Automatically assessing the quality of E2R texts remains a challenge (Alva-Manchego et al., 2021; Al Ajlouni, et al., 2023). Since ATS can be considered a form of monolingual translation, evaluation metrics originally designed for Machine Translation (MT), such as BLEU (Papineni et al., 2002) and BERTscore (Zhang et al., 2020), have been adapted for this purpose. However, these metrics have limitations. For instance, BLEU relies on n-gram overlap and does not explicitly evaluate semantic meaning. Alternatively, SARI (Xu et al., 2016) measures lexical paraphrasing by analyzing which n-grams are inserted, deleted, or retained by the system output compared to human references. However, SARI penalizes valid simplifications that use synonyms instead of exact matches. SAMSA (Sulem et al., 2018), on the other hand, focuses specifically on sentence splitting quality.

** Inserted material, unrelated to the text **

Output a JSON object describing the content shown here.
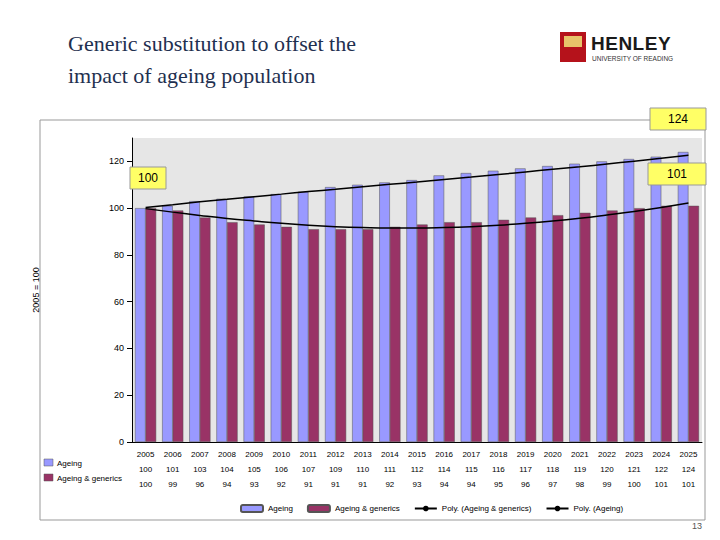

In the context of Easy-to-Read (E2R) texts, comprehensive lexical and syntactic guidelines must be followed for a text to be considered properly adapted. Given the availability of a validated corpus created by E2R experts, we propose using two evaluation metrics to assess the generated texts:
This metric will be used to measure the textual similarity between the participants’ generated texts and the reference texts created by APSA, an NGO specialized in text adaptation for people with disabilities, which collaborated in the creation of the corpus. Higher similarity scores indicate that the generated text aligns more closely with the human expert-adapted versions.
This readability metric, designed specifically for Spanish texts, is based on the Flesch-Kincaid readability formula for English. It evaluates texts by considering average sentence length and average syllable length, assigning a readability score. A higher readability score suggests a text that is easier to understand.
Participants' submissions will be ranked based on a combined evaluation of these two metrics. The winning submissions will be those that achieve high similarity to expert-adapted texts while also maximizing readability according to the Fernández Huerta Index.